By Alex LaSalvia
BOSTON — State auditor candidate Diana DiZoglio told a Thursday news conference she would use the office to focus on ensuring the state’s social justice and diversity commitments are met.
DiZoglio, currently the state senator from Methuen, who is running against Chris Dempsey for the Democratic nomination, pledged to audit and report on Massachusetts’ support of minority-owned businesses, the government’s own record on diversity and equity, and how government policies affect climate and housing justice.
“Massachusetts government is great at making progressive promises but, too often, it fails to actually live up to those ideals,” DiZoglio said. “Our policies feed a self-sustaining status quo where people with generational access to power prosper … and the most vulnerable people are pushed aside and marginalized.”
The plan calls for analyses of state spending and contracting with minority-owned businesses to find where efforts to promote diversity and equity have fallen short. DiZoglio cited a WGBH report that found the state spent 24% less money in contracts with minority-owned businesses in 2018 than it had 20 years ago.
In a similar vein, she said the office would focus on efforts to comply with the implicit bias training included in the state’s police reform law.

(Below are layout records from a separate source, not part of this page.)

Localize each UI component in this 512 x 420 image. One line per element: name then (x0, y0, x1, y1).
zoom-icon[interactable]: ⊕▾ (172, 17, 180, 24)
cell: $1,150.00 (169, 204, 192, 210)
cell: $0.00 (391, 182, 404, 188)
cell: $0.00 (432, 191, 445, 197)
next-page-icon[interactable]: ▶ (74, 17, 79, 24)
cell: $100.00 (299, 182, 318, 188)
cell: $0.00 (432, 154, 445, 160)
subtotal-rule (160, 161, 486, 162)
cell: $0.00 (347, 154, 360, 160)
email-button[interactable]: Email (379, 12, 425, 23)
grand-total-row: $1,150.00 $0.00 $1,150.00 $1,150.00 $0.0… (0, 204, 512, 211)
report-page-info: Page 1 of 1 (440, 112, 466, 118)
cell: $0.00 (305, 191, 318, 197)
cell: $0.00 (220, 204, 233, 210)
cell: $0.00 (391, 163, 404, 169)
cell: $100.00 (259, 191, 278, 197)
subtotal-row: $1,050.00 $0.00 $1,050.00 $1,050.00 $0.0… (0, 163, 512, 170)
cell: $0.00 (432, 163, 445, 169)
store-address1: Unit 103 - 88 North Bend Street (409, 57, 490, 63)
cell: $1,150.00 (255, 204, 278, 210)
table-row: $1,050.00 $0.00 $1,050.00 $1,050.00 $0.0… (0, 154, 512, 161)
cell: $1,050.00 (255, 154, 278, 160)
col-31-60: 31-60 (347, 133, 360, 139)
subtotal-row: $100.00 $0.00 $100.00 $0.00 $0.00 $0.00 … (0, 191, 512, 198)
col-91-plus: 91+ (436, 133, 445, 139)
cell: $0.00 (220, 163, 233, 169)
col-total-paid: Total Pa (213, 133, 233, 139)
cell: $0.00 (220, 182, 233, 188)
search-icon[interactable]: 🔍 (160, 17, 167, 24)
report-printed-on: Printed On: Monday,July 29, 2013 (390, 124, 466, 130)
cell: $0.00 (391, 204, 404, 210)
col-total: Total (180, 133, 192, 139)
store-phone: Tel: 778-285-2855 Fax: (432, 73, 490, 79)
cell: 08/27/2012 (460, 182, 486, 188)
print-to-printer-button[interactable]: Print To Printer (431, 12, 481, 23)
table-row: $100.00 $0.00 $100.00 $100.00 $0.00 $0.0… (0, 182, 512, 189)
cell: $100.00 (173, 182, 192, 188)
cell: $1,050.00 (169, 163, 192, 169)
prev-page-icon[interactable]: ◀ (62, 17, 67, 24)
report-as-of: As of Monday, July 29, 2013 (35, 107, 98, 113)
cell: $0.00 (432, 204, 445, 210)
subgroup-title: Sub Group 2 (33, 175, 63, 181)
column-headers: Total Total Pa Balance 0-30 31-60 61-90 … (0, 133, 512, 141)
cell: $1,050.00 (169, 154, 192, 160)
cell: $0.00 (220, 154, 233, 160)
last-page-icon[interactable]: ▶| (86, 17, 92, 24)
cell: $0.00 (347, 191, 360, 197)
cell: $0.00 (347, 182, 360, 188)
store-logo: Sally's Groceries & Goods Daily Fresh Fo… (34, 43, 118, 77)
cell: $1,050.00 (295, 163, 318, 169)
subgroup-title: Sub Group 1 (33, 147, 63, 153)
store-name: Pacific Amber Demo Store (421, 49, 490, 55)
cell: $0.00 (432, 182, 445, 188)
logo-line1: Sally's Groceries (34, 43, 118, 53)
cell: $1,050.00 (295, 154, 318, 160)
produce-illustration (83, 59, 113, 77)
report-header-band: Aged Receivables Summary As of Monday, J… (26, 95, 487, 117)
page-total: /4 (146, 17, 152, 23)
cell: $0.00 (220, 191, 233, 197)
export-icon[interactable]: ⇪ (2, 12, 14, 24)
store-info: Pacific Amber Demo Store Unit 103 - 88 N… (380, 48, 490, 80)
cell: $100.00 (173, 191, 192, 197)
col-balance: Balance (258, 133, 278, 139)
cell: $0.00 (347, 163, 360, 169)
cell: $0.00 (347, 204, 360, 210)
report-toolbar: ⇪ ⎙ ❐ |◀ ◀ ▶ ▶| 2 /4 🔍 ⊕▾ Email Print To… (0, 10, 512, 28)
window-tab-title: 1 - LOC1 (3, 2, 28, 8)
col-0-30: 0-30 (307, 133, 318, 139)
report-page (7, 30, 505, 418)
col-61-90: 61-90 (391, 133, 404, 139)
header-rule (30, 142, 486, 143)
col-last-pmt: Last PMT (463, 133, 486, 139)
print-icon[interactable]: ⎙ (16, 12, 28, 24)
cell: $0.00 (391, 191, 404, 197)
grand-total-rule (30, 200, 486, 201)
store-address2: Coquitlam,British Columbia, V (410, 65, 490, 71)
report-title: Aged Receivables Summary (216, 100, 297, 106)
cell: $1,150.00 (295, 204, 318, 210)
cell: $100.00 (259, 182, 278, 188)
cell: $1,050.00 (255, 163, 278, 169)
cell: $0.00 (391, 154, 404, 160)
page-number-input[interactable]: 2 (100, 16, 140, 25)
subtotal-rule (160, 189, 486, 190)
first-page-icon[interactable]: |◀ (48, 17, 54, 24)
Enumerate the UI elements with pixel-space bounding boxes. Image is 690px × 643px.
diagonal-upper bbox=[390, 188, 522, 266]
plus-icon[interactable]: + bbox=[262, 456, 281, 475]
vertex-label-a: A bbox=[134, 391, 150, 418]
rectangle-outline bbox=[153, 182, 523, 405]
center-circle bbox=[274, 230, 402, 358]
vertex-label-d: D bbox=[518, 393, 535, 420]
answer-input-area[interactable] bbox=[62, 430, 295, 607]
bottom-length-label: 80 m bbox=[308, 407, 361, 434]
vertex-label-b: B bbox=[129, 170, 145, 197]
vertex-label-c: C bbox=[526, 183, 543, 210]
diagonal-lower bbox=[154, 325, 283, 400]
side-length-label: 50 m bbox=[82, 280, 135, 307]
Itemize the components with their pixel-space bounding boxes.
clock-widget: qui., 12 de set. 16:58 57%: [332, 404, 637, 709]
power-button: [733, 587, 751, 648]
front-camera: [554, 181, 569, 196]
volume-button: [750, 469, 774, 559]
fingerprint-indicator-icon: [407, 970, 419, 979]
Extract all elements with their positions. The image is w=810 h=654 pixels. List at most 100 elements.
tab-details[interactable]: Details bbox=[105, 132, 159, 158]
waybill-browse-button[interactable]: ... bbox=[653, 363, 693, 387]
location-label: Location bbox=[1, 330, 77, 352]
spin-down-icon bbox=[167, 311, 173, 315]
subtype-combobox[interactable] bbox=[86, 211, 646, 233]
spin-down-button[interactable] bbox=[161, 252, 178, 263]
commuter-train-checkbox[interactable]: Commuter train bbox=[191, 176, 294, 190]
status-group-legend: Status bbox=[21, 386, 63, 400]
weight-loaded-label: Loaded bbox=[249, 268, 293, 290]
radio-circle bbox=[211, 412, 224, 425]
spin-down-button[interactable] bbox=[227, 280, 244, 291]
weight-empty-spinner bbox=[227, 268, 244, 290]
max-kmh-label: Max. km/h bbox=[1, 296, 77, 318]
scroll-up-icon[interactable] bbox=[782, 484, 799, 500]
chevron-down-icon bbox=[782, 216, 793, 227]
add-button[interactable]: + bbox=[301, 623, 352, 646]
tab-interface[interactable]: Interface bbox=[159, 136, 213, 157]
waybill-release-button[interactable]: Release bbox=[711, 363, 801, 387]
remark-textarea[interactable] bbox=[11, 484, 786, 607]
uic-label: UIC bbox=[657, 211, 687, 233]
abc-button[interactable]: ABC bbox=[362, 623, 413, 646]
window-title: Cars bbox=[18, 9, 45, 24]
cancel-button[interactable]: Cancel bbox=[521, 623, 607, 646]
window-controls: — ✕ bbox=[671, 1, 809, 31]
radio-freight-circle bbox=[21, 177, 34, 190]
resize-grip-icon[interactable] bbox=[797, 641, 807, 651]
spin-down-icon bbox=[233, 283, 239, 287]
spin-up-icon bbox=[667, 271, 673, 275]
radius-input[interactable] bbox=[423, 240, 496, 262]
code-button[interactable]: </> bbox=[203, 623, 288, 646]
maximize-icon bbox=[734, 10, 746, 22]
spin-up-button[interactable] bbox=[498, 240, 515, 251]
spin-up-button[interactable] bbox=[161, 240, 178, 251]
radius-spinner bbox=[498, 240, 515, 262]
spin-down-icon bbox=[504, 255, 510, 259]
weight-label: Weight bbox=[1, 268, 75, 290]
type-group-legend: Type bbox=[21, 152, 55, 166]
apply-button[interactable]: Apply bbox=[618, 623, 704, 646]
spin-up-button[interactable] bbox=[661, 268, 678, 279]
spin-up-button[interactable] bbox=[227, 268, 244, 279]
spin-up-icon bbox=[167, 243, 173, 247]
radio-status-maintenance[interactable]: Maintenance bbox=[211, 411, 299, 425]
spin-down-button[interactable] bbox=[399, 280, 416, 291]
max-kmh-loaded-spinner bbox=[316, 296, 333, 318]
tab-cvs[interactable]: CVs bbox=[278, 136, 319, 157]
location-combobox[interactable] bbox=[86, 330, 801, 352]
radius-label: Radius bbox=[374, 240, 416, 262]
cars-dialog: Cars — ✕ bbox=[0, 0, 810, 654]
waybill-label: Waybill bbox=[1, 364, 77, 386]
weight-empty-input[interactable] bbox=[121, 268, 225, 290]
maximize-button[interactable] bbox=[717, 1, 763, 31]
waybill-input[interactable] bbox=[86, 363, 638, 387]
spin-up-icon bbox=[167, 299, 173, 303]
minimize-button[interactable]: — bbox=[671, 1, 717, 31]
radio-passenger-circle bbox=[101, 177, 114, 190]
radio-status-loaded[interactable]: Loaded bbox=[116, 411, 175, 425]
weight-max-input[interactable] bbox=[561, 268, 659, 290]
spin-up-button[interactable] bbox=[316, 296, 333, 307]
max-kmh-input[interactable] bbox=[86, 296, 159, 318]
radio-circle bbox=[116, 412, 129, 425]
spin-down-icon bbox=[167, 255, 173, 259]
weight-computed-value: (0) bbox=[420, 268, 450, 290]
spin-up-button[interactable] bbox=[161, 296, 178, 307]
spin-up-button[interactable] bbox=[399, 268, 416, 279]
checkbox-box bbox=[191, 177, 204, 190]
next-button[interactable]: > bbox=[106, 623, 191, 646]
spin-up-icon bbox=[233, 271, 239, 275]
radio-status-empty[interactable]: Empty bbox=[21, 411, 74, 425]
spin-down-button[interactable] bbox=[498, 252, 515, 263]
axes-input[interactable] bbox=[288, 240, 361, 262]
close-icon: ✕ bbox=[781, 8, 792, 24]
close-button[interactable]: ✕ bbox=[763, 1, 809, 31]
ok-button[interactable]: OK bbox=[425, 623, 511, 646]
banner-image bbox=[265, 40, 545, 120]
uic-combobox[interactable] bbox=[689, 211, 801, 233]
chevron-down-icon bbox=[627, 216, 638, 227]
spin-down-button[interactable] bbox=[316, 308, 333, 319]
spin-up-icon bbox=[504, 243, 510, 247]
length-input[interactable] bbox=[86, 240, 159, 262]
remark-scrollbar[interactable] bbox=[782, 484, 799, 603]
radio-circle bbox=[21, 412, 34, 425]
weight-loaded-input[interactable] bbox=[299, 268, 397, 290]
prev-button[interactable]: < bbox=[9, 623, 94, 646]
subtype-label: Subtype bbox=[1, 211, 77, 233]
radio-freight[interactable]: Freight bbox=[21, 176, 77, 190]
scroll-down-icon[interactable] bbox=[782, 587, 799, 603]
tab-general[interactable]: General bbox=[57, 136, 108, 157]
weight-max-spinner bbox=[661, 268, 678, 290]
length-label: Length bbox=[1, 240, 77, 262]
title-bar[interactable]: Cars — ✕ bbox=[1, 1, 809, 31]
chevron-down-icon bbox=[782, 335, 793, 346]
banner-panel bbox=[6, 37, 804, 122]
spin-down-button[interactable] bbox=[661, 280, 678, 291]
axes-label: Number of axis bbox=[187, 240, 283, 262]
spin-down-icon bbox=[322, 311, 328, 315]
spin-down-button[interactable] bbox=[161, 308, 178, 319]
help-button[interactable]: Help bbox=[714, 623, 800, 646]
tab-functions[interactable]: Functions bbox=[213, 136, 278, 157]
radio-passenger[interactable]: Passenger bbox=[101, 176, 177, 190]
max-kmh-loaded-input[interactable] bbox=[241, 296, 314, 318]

Her wide-ranging agenda would also look at equity in areas ranging from pay policies to the state’s cannabis laws to environmental justice. She also pledged to audit the use of non-disclosure agreements, an area she has targeted as a member of both the House and Senate.
Citing her own background as growing up “housing insecure,” she said she would analyze impacts of transit-oriented housing and potential cost savings that could come from renovating existing structures instead of building new ones.
“Every dollar wasted is another family that potentially goes without housing,” she said
DiZoglio also received an endorsement from Sen. Julian Cyr, D-Truro, along with Sens. Adam Gomez, D-Springfield and Lydia Edwards, D-Boston.
Cyr emphasized DiZoglio’s working-class background as evidence of her ability to use the auditor’s office to help working people and referenced their shared history as restaurant workers.
“Both Diane and I spent more years of our life waiting on tables than anything else,” Cyr said. “If you’ve worked in a restaurant, if you’ve waited on tables, you certainly can do anything.”
DiZoglio and Dempsey are looking for the right to assume the office now occupied by Auditor Suzanne Bump. No Republicans have announced their candidacy for the office at this point.
Dempsey, a Brookline native, has announced plans to monitor the state's spending of federal COVID-19 relief money, incorporate carbon accounting into audits, and this month put forward a proposal for a 15-point audit of the Massachusetts State Police aimed at making the agency more transparent, accountable and responsive.